Song of the Day

Last Flowers - Radiohead.

Saturday, June 6, 2009

Thy Button-sewn Eyes.

I’ve been awaiting the new Henry Selick with stretched toes and bitten fingernails. In my opinion, Selick’s peak was in 1993 when he coupled up with Burton’s story to create the immortal “The Nightmare Before Christmas”. Selick’s career so far has been brief and non-vibrant ever since; I personally believe the reasons can be summed up in Selick constantly failing to find a grotesque hard-core dark content that he can fine-tune into a more pleasant film. I mean, working with Burton in the early nineties will definitely leave you for a while starving for an equally mind-blasting content.

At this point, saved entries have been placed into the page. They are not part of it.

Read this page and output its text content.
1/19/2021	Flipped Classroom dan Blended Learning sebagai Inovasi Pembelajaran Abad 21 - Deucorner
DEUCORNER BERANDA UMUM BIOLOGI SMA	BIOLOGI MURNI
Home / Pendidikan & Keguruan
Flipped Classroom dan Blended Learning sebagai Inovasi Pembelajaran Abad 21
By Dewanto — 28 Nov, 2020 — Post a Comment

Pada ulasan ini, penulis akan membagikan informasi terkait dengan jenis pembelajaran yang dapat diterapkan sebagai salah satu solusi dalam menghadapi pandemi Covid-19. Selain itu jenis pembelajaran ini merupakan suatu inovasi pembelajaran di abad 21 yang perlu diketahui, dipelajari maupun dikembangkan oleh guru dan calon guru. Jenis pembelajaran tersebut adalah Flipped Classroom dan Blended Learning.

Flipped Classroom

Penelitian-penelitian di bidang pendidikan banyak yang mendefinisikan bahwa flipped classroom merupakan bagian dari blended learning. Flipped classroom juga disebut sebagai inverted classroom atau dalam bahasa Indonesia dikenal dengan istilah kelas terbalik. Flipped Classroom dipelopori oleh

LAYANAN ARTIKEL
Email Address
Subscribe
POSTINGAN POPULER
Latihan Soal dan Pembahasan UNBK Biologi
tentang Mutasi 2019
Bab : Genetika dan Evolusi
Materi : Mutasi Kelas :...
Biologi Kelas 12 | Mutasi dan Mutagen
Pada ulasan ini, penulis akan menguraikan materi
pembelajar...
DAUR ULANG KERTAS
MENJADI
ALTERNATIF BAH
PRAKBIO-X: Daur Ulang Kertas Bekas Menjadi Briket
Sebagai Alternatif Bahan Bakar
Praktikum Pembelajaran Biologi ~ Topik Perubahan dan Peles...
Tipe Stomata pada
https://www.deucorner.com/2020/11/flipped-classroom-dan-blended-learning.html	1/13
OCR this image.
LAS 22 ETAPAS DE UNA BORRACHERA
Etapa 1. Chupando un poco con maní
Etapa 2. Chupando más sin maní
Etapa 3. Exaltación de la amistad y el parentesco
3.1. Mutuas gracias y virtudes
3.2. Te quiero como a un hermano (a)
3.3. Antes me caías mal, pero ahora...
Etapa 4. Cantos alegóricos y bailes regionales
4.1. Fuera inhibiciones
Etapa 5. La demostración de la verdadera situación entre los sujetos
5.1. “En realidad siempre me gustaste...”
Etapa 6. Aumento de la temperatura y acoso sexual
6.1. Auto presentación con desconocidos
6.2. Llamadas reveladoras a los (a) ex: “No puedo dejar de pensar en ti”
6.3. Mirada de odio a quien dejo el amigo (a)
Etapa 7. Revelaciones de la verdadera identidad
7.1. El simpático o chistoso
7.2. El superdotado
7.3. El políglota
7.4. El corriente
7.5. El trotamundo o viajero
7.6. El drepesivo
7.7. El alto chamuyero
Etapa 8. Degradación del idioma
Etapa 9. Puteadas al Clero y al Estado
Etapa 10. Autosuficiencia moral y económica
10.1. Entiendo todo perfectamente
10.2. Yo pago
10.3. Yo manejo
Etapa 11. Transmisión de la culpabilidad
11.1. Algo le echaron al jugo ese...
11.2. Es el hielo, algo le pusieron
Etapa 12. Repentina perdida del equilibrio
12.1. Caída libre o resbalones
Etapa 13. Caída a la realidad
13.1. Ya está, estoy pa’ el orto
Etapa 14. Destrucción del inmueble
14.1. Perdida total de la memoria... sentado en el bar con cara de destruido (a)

Nobody can ever tell if Selick gave up or had a hard time with mediocrity, but then came Neil Gaiman with his 2002 9-pages novella “Coraline”. Frequently compared to Lewis Carroll’s “Alice in Wonderland” and described to have been found scarier by adults more than children, “Coraline” was the awaited content for Selick to convert into his new 2009 stop-motion film. He did a great job, making a festive out of the simple illustrations one can find in a 9-pages comic strip using the concept of stop-motion. The same one used all over by the Burton-infused “The Nightmare Before Christmas” and “Vincent”; defined by Wikipedia as an “animation technique to make a physically manipulated object appear to move on its own”.



My initial reaction after watching the movie was not all that impressed; especially that it had neither a Danny Elfman soundtrack nor any rhyming literature-orgasmic Tim Burton conversations. However, it grew on me, for the rest of the day; I couldn’t get the story out of my mind. I mean, this is sheer genius. Coraline, the unsatisfied ignored-from-her-parents-blue-haired kid gets to find a secret door where she gets inside to get to her “other family” who get her everything she wants and lacks in her “real life” including waves of good food, a better garden, better neighbours, pure attention from everyone’s side… correct pronunciation of her name. However, since there is no such thing as a free lunch, her other mother tells her that she can stay there forever if she wants to, on the one condition of “sewing buttons in her eyes” for her to be just like them. If I read this novella when I was a child, I would have probably been blind by now for I would have definitely tried to sew buttons into my eyes… I mean what sort of grotesque drug was Gaiman on. It had been a long time since someone gave me a simple metaphor I can dwell and day dream about. Coraline left me with a mission of acquiring the novella in my possession – even though this whole possession of things stuff was never really my thing – in addition to his Sandman comic series especially when he gets to introduce Death as the older sister, tag lined “How would you feel if Death was your older sister?” but that’s another story…

1 comment:

Anonymous said...

I just watched it.
Actually I paused where she's having breakfast with the old damme to save her parents so technically i'm watching it.

I love it.
Thank you for writing such an elegant teasing non-spoiling critique.